30% des Français ont confiance dans l’économie de marché contre une moyenne de 70% dans les autres pays. Merci aussi aux médias qui, c’est le moins qu’on puisse dire, ne font pas la promotion du libre échange et poussent inconsciemment les politiques  à laisser croire que la France était un irréductible village au modèle exceptionnel.
Irritants  toujours ces médias, et certains journalistes, qui au fur et à mesure des nouveaux pourcentages de vote attribués traitaient avec de moins en moins  de considération ceux qui baissaient dans les sondages, jusqu’à redoubler de déférence envers celui qui montait ! Faiseurs de rois ou pensant l’être, les médias ont été  les stars de cette interminable période électorale.
Le deuxième tour devrait sonner la délivrance car on peut espérer que seules les  questions de fond vont demeurer et que c’en est fini de la couleur de la montre de Sarkozy, des variations de poids (les kilos, pas le poids électoral) de Hollande.
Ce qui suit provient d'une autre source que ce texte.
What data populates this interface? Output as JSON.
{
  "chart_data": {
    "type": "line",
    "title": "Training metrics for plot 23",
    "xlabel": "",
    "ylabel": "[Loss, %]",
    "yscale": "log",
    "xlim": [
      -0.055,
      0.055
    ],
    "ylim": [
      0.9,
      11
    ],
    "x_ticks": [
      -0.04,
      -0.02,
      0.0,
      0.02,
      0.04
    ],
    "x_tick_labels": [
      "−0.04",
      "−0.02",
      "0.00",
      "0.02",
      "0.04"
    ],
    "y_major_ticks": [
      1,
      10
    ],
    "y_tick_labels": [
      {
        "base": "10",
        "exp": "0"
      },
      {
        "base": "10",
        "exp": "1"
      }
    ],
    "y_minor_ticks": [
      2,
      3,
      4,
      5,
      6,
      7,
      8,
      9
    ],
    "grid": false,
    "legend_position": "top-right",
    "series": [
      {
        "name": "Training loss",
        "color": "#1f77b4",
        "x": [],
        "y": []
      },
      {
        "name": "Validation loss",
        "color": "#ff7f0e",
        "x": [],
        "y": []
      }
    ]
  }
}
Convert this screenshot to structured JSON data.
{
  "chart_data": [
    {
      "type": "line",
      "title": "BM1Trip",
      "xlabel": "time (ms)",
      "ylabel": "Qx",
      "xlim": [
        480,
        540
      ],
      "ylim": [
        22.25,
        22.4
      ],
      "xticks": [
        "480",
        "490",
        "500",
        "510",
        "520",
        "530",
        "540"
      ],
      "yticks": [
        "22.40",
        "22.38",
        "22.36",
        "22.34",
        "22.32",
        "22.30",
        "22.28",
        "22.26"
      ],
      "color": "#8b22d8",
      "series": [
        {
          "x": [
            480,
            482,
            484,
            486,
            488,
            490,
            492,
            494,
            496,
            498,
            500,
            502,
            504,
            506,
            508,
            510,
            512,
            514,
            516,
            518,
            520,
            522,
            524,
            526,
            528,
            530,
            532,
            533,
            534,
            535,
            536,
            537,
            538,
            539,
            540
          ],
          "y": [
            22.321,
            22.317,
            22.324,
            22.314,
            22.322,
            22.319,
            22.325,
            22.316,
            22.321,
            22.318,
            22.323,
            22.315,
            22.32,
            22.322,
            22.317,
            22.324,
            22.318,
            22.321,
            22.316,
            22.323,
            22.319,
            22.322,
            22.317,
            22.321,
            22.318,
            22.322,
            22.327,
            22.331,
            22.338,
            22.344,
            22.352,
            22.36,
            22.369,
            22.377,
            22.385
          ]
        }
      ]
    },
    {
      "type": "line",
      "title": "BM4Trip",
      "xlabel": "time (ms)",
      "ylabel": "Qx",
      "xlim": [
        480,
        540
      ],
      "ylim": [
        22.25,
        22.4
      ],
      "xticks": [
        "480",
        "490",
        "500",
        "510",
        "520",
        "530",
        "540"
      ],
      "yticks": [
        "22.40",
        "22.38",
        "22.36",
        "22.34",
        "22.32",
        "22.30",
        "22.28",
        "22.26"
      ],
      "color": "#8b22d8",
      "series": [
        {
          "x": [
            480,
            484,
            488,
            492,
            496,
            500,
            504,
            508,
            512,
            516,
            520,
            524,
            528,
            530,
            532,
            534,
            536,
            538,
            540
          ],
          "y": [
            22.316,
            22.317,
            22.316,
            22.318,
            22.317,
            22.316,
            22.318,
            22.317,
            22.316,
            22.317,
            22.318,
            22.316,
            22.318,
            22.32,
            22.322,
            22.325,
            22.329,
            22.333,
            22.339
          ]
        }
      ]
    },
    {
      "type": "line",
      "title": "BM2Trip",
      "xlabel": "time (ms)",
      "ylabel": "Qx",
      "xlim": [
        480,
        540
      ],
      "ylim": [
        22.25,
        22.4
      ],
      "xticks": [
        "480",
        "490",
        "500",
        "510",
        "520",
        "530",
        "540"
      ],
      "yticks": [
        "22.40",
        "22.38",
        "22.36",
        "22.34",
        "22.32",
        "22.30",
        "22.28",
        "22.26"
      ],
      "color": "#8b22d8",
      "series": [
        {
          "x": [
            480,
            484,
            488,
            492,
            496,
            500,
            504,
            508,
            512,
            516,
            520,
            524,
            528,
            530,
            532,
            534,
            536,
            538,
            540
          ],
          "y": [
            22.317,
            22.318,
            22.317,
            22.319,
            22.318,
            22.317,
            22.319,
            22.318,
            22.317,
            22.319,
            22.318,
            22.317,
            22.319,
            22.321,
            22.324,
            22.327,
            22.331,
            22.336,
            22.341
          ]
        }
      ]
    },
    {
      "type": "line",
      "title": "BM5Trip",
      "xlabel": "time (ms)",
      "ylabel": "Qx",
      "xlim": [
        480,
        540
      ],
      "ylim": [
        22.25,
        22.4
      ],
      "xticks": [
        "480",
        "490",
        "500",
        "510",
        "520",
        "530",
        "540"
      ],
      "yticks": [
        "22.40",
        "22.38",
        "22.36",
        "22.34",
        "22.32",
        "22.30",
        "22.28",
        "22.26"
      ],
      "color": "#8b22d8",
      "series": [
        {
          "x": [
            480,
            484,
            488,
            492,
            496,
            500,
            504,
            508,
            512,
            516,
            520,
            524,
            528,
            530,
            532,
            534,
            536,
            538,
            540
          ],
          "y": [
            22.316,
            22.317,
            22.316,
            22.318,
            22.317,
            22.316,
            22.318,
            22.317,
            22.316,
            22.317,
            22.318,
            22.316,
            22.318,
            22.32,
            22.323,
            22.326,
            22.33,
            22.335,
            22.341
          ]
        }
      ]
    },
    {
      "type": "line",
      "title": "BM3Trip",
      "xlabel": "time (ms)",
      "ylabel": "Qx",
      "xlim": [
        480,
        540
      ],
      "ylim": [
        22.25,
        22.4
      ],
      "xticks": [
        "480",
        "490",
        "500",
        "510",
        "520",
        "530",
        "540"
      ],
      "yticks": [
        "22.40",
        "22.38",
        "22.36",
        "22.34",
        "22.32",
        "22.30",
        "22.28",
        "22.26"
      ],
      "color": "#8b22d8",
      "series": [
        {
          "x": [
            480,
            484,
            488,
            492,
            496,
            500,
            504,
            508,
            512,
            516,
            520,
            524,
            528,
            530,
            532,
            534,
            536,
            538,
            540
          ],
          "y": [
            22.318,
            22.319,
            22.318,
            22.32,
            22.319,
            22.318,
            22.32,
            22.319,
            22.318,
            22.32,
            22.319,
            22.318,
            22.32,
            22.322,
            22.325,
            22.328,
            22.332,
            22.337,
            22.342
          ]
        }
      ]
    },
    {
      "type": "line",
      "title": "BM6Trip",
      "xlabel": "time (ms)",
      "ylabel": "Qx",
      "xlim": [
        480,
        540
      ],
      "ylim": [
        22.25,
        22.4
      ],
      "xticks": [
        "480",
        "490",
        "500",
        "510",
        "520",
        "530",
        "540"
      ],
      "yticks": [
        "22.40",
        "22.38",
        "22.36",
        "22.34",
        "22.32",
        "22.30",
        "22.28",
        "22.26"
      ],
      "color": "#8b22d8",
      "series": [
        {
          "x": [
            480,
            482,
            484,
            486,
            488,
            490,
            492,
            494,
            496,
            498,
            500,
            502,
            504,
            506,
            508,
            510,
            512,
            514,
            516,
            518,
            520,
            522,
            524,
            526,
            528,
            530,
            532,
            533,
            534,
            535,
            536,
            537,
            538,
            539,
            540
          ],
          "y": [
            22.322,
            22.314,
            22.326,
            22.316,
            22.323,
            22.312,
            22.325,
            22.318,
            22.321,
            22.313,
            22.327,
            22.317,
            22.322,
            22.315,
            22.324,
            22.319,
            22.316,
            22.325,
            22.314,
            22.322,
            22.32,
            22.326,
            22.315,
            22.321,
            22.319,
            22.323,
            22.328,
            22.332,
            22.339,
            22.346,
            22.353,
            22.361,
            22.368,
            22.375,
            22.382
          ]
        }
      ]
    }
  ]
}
Ouf !  Finie aussi la honte des ralliements de dernière minute, les retournements de vestes (à J-4).
Les journalistes eux, n’ont toutefois  pas renoncé et ils se transforment maintenant en fins calculateurs des  probabilités d’additions des voix. Ce n’est pas « Qui Veut Gagner des Millions « mais : Qui va donner ses voix, à qui ?
La mode, inaugurée par Ségolène Royal en 2007 non sans panache, consiste à perdre en ayant gagné. Leurs idées ont triomphé, les Français leur ont fait confiance et ils détiennent les clés du second tour.
Marine Le Pen triomphe et c’est de bonne guerre, Jean-Luc Mélenchon subtil donne consigne de battre Sarkozy mais pas de voter Hollande. Bayrou est habité par la vraie vérité qui n’arrive pas à percer, mais il demeure le socle de l’avenir de la France. Hollande semblable à lui même : modeste. Sarkozy flambant neuf dans son énergie à vaincre.
On a  zappé sur BFM TV pour  voir Anne Sinclair… décevante, pas à la hauteur du  feuilleton dévastateur qui a mis Hollande au premier plan par défaut ; un commentaire sans grand intérêt et un second rôle d’observatrice de ce dont elle aurait pu être l’héroïne.
La bonne nouvelle c’est que les Français sont concernés par cette élection et s’y sont intéressés malgré ou à cause de ces mêmes medias ; la mauvaise c’est que si on additionne autre chose que des reports de voix on s’aperçoit que Mélenchon + Le Pen = 30% de Français qui ont peur des autres, veulent un retour vers le passé et préfèrent prendre aux riches que de prendre des risques.